Feature	`np.diff()`	`np.gradient()`
Method	Forward difference	Central difference
Output length	n - 1	n (same)
Edge handling	None	One-sided at edges
Accuracy	First-order	Second-order
Use case	Discrete changes	Smooth derivatives

arr = np.array([1, 4, 9, 16, 25])  # x^2 at x=1,2,3,4,5

# diff: forward difference
print(np.diff(arr))      # [3 5 7 9]  (length 4)
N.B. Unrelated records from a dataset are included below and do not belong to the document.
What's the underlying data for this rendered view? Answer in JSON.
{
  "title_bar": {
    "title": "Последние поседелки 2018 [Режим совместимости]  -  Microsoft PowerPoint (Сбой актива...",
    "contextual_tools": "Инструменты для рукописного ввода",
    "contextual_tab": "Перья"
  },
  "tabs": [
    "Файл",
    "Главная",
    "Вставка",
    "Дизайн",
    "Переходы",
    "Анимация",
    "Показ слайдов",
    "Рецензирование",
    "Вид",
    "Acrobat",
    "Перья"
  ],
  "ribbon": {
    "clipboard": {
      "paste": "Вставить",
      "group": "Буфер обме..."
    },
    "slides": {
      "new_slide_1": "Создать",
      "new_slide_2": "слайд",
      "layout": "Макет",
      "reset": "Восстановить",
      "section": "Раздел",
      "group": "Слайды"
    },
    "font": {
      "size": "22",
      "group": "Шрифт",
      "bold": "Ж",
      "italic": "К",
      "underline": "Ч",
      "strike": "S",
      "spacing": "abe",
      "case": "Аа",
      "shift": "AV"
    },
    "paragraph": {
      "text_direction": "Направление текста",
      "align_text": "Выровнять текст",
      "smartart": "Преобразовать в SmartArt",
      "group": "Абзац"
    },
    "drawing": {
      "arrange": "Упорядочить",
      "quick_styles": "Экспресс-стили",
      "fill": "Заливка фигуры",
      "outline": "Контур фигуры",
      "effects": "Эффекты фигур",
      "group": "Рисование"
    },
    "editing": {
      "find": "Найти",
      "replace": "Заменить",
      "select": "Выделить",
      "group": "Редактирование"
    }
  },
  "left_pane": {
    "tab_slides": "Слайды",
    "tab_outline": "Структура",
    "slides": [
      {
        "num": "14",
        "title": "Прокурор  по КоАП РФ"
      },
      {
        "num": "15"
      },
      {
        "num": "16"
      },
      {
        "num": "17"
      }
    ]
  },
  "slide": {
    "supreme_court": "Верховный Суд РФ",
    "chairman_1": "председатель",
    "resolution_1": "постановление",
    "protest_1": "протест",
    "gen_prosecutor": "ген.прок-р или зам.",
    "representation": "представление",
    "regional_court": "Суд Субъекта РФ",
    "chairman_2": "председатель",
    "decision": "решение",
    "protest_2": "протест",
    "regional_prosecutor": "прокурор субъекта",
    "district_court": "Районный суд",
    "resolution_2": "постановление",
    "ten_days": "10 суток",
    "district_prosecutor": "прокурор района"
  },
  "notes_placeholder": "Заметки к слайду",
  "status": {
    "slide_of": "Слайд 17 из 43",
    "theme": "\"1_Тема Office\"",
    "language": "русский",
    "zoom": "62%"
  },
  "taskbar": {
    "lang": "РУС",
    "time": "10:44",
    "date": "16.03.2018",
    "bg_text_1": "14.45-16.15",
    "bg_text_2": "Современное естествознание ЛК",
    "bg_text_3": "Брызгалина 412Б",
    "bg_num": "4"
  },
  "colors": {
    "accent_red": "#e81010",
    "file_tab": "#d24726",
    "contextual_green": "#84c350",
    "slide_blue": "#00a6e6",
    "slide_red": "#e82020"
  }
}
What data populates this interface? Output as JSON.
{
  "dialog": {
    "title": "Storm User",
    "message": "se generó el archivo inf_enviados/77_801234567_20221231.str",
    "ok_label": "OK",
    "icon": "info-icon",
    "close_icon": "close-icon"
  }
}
# gradient: central difference
print(np.gradient(arr))  # [3. 4. 6. 8. 9.]  (length 5)
# True derivative is 2x: [2, 4, 6, 8, 10]
# gradient is more accurate in the middle

Summary¶

Function	Purpose	Key Feature
`np.clip(a, min, max)`	Limit values to range	In-place option
`np.unique(a)`	Find unique values	Return counts/indices
`np.diff(a)`	Forward differences	Length n-1
`np.gradient(a)`	Central differences	Length n (preserved)

Key Takeaways:

clip() is essential for data normalization and bound enforcement
unique() with return_counts=True replaces pandas value_counts
unique() with return_inverse=True enables label encoding
diff() for discrete changes (signal processing, change detection)
gradient() for smooth numerical derivatives (preserves length)
Use gradient() over diff() when you need same-length output